ABSTRACT
As pointed out in Wallis (1980), sequential analysis was born in response to demands for more efficient testing of anti-aircraft gunnery during World War II, culminating in Wald's development of the sequential probability ratio test which had an immediate impact on weapons testing. Since the medical community widely accepts hypothesis testing as a means of assessing the reproducibility of the results of an experiment, it was recognized within a few years of Wald's seminal work that the sequential approach might provide a more efficient design of clinical trials to test new medical treatments.
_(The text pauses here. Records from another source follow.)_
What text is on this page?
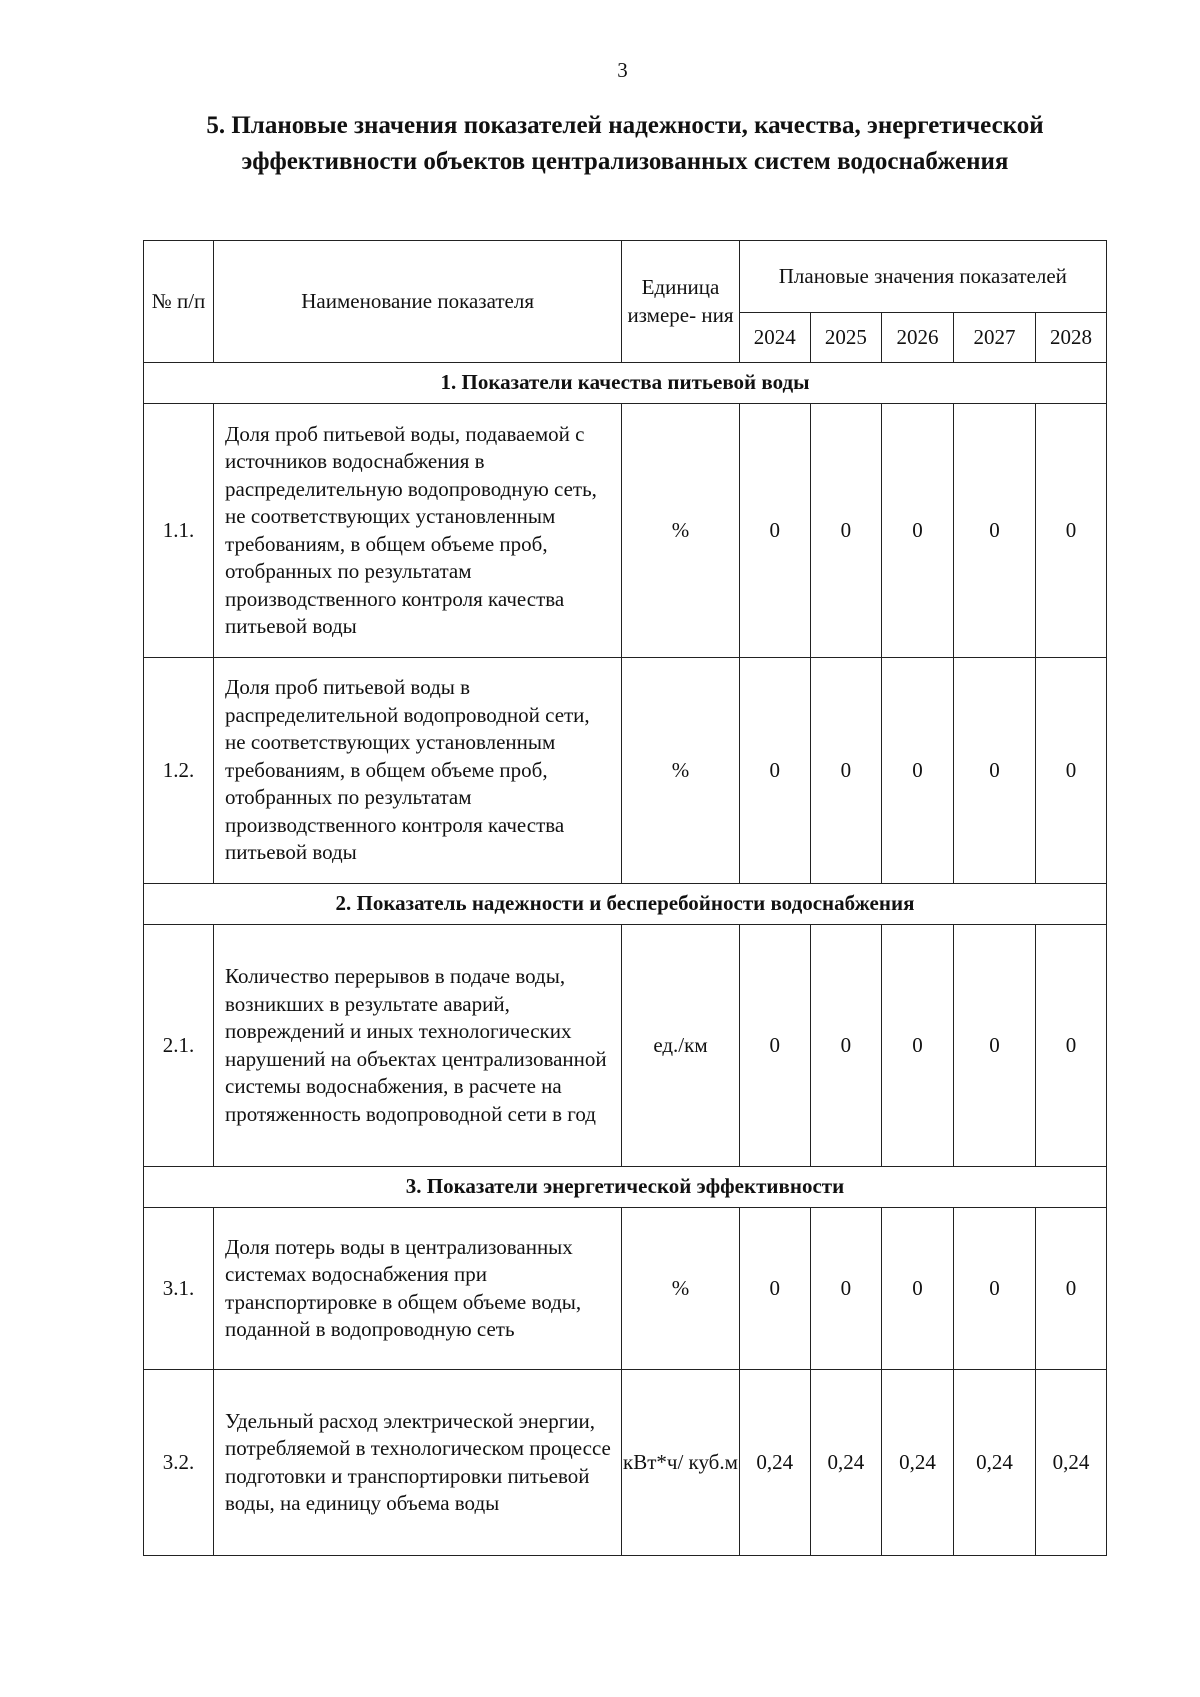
3
5. Плановые значения показателей надежности, качества, энергетической
эффективности объектов централизованных систем водоснабжения
№ п/п	Наименование показателя	Единица измере- ния	Плановые значения показателей				
			2024	2025	2026	2027	2028
1. Показатели качества питьевой воды							
1.1.	Доля проб питьевой воды, подаваемой с источников водоснабжения в распределительную водопроводную сеть, не соответствующих установленным требованиям, в общем объеме проб, отобранных по результатам производственного контроля качества питьевой воды	%	0	0	0	0	0
1.2.	Доля проб питьевой воды в распределительной водопроводной сети, не соответствующих установленным требованиям, в общем объеме проб, отобранных по результатам производственного контроля качества питьевой воды	%	0	0	0	0	0
2. Показатель надежности и бесперебойности водоснабжения							
2.1.	Количество перерывов в подаче воды, возникших в результате аварий, повреждений и иных технологических нарушений на объектах централизованной системы водоснабжения, в расчете на протяженность водопроводной сети в год	ед./км	0	0	0	0	0
3. Показатели энергетической эффективности							
3.1.	Доля потерь воды в централизованных системах водоснабжения при транспортировке в общем объеме воды, поданной в водопроводную сеть	%	0	0	0	0	0
3.2.	Удельный расход электрической энергии, потребляемой в технологическом процессе подготовки и транспортировки питьевой воды, на единицу объема воды	кВт*ч/ куб.м	0,24	0,24	0,24	0,24	0,24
Despite substantial methodological development in this direction, sequential analysis received little attention from the biomedical community until the early 1980's follow-
ing early termination of the Beta-Blocker Heart Attack Trial (BRAT). The main reason for this lack of interest was that the fixed sample-size ("sample-size" meaning the number of patients accrued) for a typical trial was too small to allow further reduction by a sequential design while still maintaining reasonable power at the alternatives of interest. On the other hand, BRAT's survival endpoint had to be monitored over a period of 4 years, with all patients accrued within the first 27 months and with periodic reviews of the data by a Data and Safety Monitoring Board. The trial was terminated at one of these reviews, 8 months prior to its prescheduled ending. Since interim reviews of the data are usually incorporated in the design and execution of long-term clinical trials at least for the purpose of monitoring safety of the treatments, these trials (of which BRAT is an illuminating example) are particularly suited to group sequential designs.